Pound on track for 6th straight day of losses, gov’t sells bonds at most expensive terms since 2004

by Anadolu Agency

LONDON

The British pound has extended its losing streak, declining for a sixth consecutive day amid broader dollar strength and lingering concerns over UK assets.

Sterling fell 0.4% to $1.2156, marking a challenging week for the currency after hitting a 14-month low of $1.2097 on Monday.

The pound’s slump comes as the US dollar hovers near its strongest level in over two years against a basket of major currencies.

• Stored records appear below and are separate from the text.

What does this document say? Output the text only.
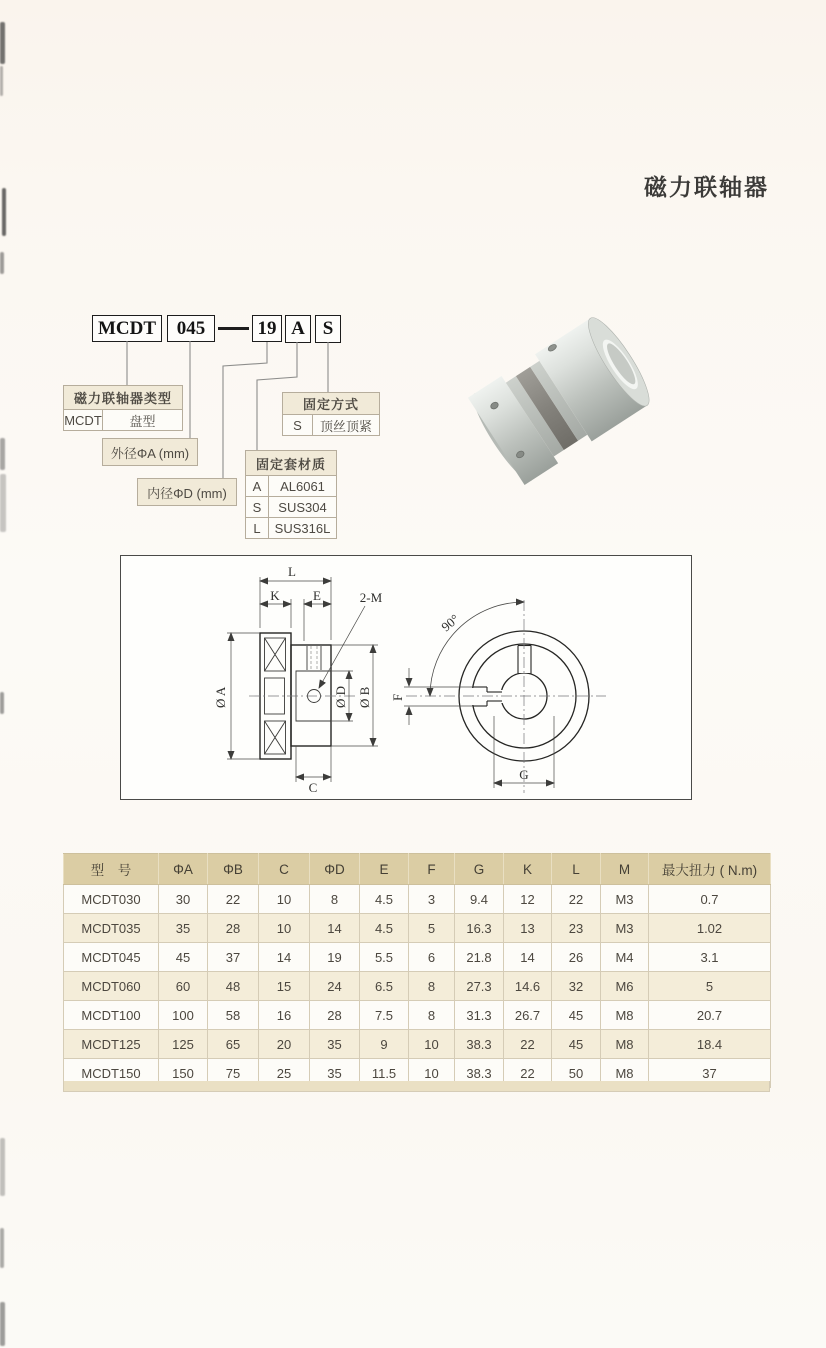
磁力联轴器
MCDT	045	19 A S
磁力联轴器类型
MCDT	盘型
外径ΦA (mm)
内径ΦD (mm)
固定套材质
A	AL6061
S	SUS304
L	SUS316L
固定方式
S	顶丝顶紧
L
K	E	2-M
Ø A	Ø D Ø B
C
90°
F
G
型　号	ΦA	ΦB	C	ΦD	E	F	G	K	L	M	最大扭力 ( N.m)
MCDT030	30	22	10	8	4.5	3	9.4	12	22	M3	0.7
MCDT035	35	28	10	14	4.5	5	16.3	13	23	M3	1.02
MCDT045	45	37	14	19	5.5	6	21.8	14	26	M4	3.1
MCDT060	60	48	15	24	6.5	8	27.3	14.6	32	M6	5
MCDT100	100	58	16	28	7.5	8	31.3	26.7	45	M8	20.7
MCDT125	125	65	20	35	9	10	38.3	22	45	M8	18.4
MCDT150	150	75	25	35	11.5	10	38.3	22	50	M8	37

Robust US economic data has prompted traders to scale back expectations of Federal Reserve rate cuts, boosting demand for the greenback and weighing on rival currencies.

The pound’s decline has been accompanied by a volatile week for UK government bonds, or gilts.

Last week’s global market turbulence triggered a sell-off in gilts, driving yields sharply higher.

The yield on 30-year gilts reached its highest level since 1998, underscoring investor concerns about the UK’s public finances and economic outlook.

Meanwhile, the UK government has sold £1 billion worth of inflation-linked bonds under the most expensive conditions in over 19 years, highlighting the growing cost to taxpayers of the recent turmoil in bond markets.

The sale reflects the impact of a sharp rise in borrowing costs that has driven yields to multi-year highs.

The Debt Management Office (DMO) sold inflation-linked gilts maturing in 2054, receiving bids worth 3.06 times the offered amount.

The UK is among the markets hardest hit by a global surge in borrowing costs.

This reflects concerns about rising inflation domestically and in the US, as well as diminishing expectations for interest rate cuts in both countries.